My friend decided she wanted to get a book signed so we stayed long after the set was done. I forgot my books, so I bought two more (one that I forgot I read 20 years ago). Sedaris spoke with every person. He was not an assembly line by any means, saying hello, thank you, opening the book, signing his name, closing the book and hollering next.
I talked to him about being a mom, being a former reporter, and being like him, a writer. He smiled an grabbed a sticker, and then wrote, “Dear Karen, I hope to read your prose.”

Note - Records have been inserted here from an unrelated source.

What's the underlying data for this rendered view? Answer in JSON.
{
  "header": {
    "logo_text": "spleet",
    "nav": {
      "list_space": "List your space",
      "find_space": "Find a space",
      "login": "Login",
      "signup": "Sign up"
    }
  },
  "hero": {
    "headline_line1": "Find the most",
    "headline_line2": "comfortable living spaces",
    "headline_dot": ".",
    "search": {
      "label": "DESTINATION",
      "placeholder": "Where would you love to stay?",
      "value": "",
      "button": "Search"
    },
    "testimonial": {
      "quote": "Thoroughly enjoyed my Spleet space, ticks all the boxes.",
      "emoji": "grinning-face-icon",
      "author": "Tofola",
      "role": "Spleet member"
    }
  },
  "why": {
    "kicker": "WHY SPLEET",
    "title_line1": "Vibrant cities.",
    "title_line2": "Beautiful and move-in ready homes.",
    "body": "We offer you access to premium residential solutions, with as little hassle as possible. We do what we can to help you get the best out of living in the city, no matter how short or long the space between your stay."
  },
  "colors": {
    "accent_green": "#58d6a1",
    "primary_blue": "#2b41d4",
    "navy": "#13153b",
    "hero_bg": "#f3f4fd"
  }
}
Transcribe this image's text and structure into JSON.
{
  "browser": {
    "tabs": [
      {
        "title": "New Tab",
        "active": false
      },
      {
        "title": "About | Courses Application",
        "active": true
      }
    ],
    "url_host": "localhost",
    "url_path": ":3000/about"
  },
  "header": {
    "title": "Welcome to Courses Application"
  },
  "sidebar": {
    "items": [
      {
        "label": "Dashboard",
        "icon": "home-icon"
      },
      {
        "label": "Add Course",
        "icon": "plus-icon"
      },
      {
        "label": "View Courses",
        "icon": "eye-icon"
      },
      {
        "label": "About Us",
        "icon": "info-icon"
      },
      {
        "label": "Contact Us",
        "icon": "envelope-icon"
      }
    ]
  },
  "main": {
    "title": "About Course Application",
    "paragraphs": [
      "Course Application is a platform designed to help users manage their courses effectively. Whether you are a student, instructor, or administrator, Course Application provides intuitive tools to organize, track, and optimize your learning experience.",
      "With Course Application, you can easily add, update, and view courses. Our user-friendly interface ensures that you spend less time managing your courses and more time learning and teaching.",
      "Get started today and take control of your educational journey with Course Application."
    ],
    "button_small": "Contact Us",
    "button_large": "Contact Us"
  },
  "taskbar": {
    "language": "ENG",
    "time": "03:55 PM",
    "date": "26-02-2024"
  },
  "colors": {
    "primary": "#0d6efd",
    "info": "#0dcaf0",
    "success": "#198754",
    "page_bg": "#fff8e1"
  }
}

When we aren’t looking life happens. If we are present, we are lucky enough to remember the moments that remind us how huge an oyster this world is. I have played my two-minute conversation with Sedaris over and over and over in my head. During these last two weeks, my sketch writing class is transitioning from writing to acting. Our work will become an hour-long show in March. In the opener, my fellow writers and players wrote my intro as “So, I am Karen and I love to write.” When I first read it, I thought it was lame. I struggled to find a word that would rhyme with the next person’s line that ended in height. And I failed. As lame as it is, it is true. It is who I am, and it’s taken 47 years for me to declare it.
A writer: That’s what Sedaris owns, his writing is his life. It’s his truth. And I am happy that he helped me own mine. I may not have a future book tour that prompts people to drive through winter storms to see me, but I do have this blog, a paper and pen, the gift of observation and a wicked imagination to see this through.